BigQuery
The BigQuery query runner allows you to connect to and query Google BigQuery datasets, with support for authentication via service accounts and Application Default Credentials (ADC).
Configuration
The BigQuery query runner supports the following configuration:
{
"projectId": "your-project-id",
"jsonKeyFile": "base64-encoded-service-account-key",
"loadSchema": true,
"useStandardSql": true,
"location": "US",
"totalMBytesProcessedLimit": 1000,
"maximumBillingTier": 1,
"userDefinedFunctionResourceUri": "gs://bucket/date_utils.js,gs://bucket/string_utils.js",
"useQueryAnnotation": false
}
Configuration Schema
Parameter | Type | Required | Description |
---|---|---|---|
projectId | String | Yes | Google Cloud project ID |
jsonKeyFile | String | No | Base64-encoded service account key JSON (if omitted, ADC is used) |
loadSchema | Boolean | No | Whether to load schema information |
useStandardSql | Boolean | No | Whether to use Google Standard SQL (true) or Legacy SQL (false) (default: true) |
location | String | No | BigQuery processing location (e.g., "US", "EU") |
totalMBytesProcessedLimit | Number | No | Maximum data processed in MB for query execution |
maximumBillingTier | Number | No | Maximum billing tier for query execution |
userDefinedFunctionResourceUri | String | No | URIs of JavaScript UDFs, comma-separated |
useQueryAnnotation | Boolean | No | Whether to enable query annotation (default: false) |
Example Usage
from legion_query_runner.query_runner import QueryRunner
# Initialize with BigQuery configuration
bq_config = {
"projectId": "your-gcp-project",
"useStandardSql": True,
"location": "US"
}
# Create a QueryRunner instance
runner = QueryRunner('big_query', bq_config)
# Test connection
runner.test_connection()
# Execute a query
results = runner.run_query("SELECT * FROM `project.dataset.table` LIMIT 10")
Authentication
The BigQuery query runner supports two authentication methods:
- Service Account Key - provide a base64-encoded service account key JSON in
jsonKeyFile
- Application Default Credentials (ADC) - omit
jsonKeyFile
to use ADC
To create a base64-encoded service account key:
# Generate base64-encoded key
cat service-account-key.json | base64 -w 0
Type Mapping
The BigQuery query runner maps BigQuery data types to standardized types:
BigQuery Type | Legion Type |
---|---|
INTEGER | INTEGER |
FLOAT | FLOAT |
BOOLEAN | BOOLEAN |
STRING | STRING |
TIMESTAMP | DATETIME |
DATETIME | DATETIME |
DATE | DATE |
Query Optimization
To optimize query performance and reduce costs:
- Use the
totalMBytesProcessedLimit
parameter to set an upper bound on data processed - The query runner will first perform a dry run to estimate data processed and will reject queries exceeding the limit
- Use the
maximumBillingTier
parameter to control billing tier escalation for complex queries
Schema Retrieval
The BigQuery query runner extracts schema information using INFORMATION_SCHEMA views:
# Get schema for all tables (only if loadSchema is true)
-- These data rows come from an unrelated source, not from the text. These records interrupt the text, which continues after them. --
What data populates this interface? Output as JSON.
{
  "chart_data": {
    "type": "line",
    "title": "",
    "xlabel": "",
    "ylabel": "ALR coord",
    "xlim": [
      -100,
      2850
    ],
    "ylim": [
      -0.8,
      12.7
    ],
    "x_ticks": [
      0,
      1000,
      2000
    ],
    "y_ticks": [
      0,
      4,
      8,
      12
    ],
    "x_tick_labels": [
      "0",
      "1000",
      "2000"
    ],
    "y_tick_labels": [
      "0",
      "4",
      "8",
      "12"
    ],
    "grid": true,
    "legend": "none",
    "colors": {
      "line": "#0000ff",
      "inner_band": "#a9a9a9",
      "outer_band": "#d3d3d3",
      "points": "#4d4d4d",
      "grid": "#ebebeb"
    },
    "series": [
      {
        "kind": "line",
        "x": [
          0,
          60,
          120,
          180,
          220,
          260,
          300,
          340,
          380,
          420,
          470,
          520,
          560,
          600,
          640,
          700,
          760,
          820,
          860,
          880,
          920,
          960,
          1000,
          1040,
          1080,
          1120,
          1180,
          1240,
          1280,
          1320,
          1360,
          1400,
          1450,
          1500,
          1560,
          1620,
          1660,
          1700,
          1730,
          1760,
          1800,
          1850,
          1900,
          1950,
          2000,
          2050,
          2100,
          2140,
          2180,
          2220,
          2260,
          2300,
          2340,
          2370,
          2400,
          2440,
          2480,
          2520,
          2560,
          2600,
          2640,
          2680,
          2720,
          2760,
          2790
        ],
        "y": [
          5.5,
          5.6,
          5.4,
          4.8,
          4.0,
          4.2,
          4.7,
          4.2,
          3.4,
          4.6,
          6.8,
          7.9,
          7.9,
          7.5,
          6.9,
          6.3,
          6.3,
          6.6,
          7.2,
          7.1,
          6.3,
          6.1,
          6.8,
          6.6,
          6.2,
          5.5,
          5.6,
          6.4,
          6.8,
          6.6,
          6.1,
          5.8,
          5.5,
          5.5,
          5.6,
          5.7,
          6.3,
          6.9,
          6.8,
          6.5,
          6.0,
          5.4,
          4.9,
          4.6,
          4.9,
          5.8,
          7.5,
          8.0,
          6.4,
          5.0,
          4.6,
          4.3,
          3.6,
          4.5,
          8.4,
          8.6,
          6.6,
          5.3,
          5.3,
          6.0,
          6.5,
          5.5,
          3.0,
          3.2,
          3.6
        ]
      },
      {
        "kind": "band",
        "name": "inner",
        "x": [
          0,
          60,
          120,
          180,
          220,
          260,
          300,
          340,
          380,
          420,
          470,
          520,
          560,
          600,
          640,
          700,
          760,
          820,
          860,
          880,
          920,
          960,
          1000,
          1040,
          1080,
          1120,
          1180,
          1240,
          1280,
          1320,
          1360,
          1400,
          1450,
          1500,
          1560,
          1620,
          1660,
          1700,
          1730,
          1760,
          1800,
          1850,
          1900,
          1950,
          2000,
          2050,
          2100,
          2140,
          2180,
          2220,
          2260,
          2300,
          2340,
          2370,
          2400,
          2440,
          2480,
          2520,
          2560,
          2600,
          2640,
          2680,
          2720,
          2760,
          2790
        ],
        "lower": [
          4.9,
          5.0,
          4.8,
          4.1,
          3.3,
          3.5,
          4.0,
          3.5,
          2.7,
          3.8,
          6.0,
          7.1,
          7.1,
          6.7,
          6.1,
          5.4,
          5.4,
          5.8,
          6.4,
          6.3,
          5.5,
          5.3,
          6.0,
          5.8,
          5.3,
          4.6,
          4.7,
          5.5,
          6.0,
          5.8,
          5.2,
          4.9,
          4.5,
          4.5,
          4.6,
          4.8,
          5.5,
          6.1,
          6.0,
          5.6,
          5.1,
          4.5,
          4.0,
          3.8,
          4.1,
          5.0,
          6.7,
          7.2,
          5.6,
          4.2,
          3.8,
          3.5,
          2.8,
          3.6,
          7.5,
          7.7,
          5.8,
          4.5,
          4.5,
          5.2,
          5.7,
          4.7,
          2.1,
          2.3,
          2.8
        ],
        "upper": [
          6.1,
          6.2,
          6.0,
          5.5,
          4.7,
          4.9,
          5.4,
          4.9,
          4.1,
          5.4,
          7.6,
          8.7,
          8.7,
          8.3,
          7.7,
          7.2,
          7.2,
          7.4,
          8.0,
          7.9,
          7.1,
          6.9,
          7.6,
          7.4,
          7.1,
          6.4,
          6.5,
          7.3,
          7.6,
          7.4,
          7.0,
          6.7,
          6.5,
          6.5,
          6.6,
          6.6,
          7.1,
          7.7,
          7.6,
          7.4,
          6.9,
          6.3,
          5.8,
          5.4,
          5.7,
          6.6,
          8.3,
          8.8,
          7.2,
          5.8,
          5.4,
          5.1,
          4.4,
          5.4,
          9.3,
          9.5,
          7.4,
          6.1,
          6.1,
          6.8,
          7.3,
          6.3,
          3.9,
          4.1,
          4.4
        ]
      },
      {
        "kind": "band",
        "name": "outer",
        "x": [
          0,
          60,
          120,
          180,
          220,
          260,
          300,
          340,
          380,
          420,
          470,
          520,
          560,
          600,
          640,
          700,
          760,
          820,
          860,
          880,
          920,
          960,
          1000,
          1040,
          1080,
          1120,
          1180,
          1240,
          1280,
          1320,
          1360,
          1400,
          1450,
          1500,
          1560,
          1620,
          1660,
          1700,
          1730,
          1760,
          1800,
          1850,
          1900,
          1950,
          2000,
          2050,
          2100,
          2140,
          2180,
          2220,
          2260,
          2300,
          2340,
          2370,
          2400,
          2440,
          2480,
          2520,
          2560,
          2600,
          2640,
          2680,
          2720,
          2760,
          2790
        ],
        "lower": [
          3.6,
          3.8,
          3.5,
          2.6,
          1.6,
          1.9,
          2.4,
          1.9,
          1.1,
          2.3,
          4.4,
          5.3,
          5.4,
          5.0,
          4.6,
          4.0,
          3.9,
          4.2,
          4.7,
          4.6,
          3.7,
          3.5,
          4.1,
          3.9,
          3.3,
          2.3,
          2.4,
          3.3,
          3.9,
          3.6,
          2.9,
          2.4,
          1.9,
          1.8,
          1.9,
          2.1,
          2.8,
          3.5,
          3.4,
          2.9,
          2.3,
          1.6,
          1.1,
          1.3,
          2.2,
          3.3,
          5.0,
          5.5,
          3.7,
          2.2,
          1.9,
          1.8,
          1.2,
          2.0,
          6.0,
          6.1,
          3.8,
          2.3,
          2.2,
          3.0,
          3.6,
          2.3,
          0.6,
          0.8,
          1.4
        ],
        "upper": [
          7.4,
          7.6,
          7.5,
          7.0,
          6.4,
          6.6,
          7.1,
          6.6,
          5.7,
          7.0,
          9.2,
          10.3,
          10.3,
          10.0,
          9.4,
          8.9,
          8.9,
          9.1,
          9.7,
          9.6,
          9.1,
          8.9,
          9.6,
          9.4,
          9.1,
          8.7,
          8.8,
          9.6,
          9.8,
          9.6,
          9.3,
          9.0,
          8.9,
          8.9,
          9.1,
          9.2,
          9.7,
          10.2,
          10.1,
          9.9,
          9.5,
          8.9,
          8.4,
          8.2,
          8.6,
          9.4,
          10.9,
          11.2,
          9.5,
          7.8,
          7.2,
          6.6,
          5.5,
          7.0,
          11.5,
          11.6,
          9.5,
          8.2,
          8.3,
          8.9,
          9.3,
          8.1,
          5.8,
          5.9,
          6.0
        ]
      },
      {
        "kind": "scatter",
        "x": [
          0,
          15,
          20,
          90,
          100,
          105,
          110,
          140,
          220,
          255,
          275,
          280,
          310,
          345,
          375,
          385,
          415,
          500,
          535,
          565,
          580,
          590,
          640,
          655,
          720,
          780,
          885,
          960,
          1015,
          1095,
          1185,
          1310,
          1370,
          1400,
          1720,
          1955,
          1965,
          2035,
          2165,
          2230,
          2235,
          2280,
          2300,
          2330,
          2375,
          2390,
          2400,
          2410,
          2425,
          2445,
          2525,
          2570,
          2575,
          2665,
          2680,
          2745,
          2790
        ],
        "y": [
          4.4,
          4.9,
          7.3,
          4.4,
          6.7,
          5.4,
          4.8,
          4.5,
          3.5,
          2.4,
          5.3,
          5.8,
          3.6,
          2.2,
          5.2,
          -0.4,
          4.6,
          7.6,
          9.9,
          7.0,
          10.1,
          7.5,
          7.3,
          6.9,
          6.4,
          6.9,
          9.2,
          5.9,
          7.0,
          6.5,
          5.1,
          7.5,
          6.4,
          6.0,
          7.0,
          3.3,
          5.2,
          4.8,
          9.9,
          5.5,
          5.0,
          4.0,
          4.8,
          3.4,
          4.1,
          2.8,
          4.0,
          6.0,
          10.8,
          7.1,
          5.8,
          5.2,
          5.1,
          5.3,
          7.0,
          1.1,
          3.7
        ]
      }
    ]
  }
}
schema = runner.get_schema()
# Get columns for a specific table
columns = runner.get_table_columns("dataset.table")
# Get column types for a specific table
column_types = runner.get_table_types("dataset.table")
User-Defined Functions
To use JavaScript user-defined functions (UDFs):
- Upload your JavaScript UDF files to Google Cloud Storage
- Specify the GCS URIs in the
userDefinedFunctionResourceUri
parameter as a comma-separated string
Implementation Details
The BigQuery query runner uses the Google Cloud client libraries to connect to BigQuery. These libraries must be installed for the query runner to be enabled:
pip install google-api-python-client google-auth google-cloud-bigquery
The query runner includes support for:
- Query cost estimation and limiting
- Cancellation of running queries
- Tracking data scanned metadata
- Automatic pagination for large result sets
- Handling of repeated fields (ARRAY types)
- Custom timeouts for long-running queries